Remote work is not a way to save money, it is a way to allow individuals as much freedom as possible regarding their everyday location. However, successful, fully remote companies still meet in person regularly. When they meet, they spend days experiencing and working together, making decisions and getting to know each other. This fuel and preparations will take the remote society across a stretch of social drought until they meet again in x months. The remote teams have mutually agreed ways of working that usually are very disciplined where handovers break as little as possible.
- Encourage the teams to have explicit on-site days where everyone is at the office to get the balance right.
Many companies are dedicating specific weekdays to on-site work and reporting improvements in output and speed. Letting people pause to collect the effects can be crucial to get individuals to acknowledge and assess if it has been worth giving up some individual freedom for the good of the collective output.
- Invest in the collaborative mode you are in.
When in person, reap the benefits from being in the same space. Plan this well with possibilities to enjoy time together in differing forms.
When working remotely, it is not enough to have a decent internet connection. Make sure you have proper online tools, quality cameras, and great microphones.
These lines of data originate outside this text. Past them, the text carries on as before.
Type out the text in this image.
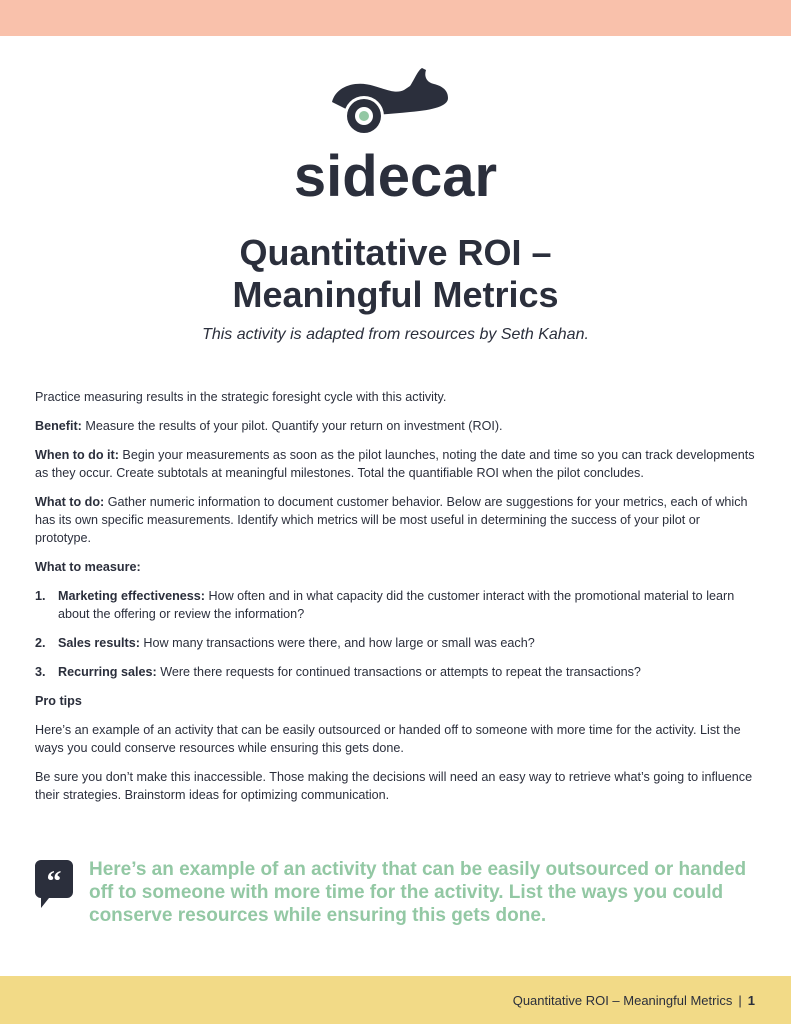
sidecar
Quantitative ROI –
Meaningful Metrics
This activity is adapted from resources by Seth Kahan.

Practice measuring results in the strategic foresight cycle with this activity.

Benefit: Measure the results of your pilot. Quantify your return on investment (ROI).

When to do it: Begin your measurements as soon as the pilot launches, noting the date and time so you can track developments as they occur. Create subtotals at meaningful milestones. Total the quantifiable ROI when the pilot concludes.

What to do: Gather numeric information to document customer behavior. Below are suggestions for your metrics, each of which has its own specific measurements. Identify which metrics will be most useful in determining the success of your pilot or prototype.

What to measure:
1. Marketing effectiveness: How often and in what capacity did the customer interact with the promotional material to learn about the offering or review the information?
2. Sales results: How many transactions were there, and how large or small was each?
3. Recurring sales: Were there requests for continued transactions or attempts to repeat the transactions?
Pro tips

Here’s an example of an activity that can be easily outsourced or handed off to someone with more time for the activity. List the ways you could conserve resources while ensuring this gets done.

Be sure you don’t make this inaccessible. Those making the decisions will need an easy way to retrieve what’s going to influence their strategies. Brainstorm ideas for optimizing communication.

“ Here’s an example of an activity that can be easily outsourced or handed off to someone with more time for the activity. List the ways you could conserve resources while ensuring this gets done.
Quantitative ROI – Meaningful Metrics | 1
Hybrid tends to get a bad rep, as many perceive it as “you can join online or in person,” which tends to be either bad for the remote joiners or take all the benefits away from those in the same space. Whatever your choice of collaboration, do it well.
The technical setup is important because we often lose facial expressions, as what can technically be transported is not as fast and wide as what we see live. Many work remotely in dimly lit bedrooms using just the camera on their laptop or omit the use of cameras completely.
We sometimes lose parts of someone’s sentence as their internet connection breaks up, their microphone isn’t plugged in right, or there is background noise, which may make it hard to concentrate on what they are truly saying when energy is being used to understand the individual words.
The way you work will impact you. Make sure you stand behind your choice.
All of us need and want purpose in our lives. We work roughly 1/3 of our 24h. Many of us find some of this purpose in our work. Creating something we are proud of is a big factor in what makes us happy. We need to tap into that sense of purpose and pride.
Each of us also tends to couple development with happiness. We love getting better. We learn effectively from our peers and can build on each other’s ideas. This development is way more likely to happen when we meet physically.
We don’t have to go back to 100% on-site to have a possibility of survival, but it is crucial we are conscious about what constant remote work does to the individual, the team, and the company as a whole.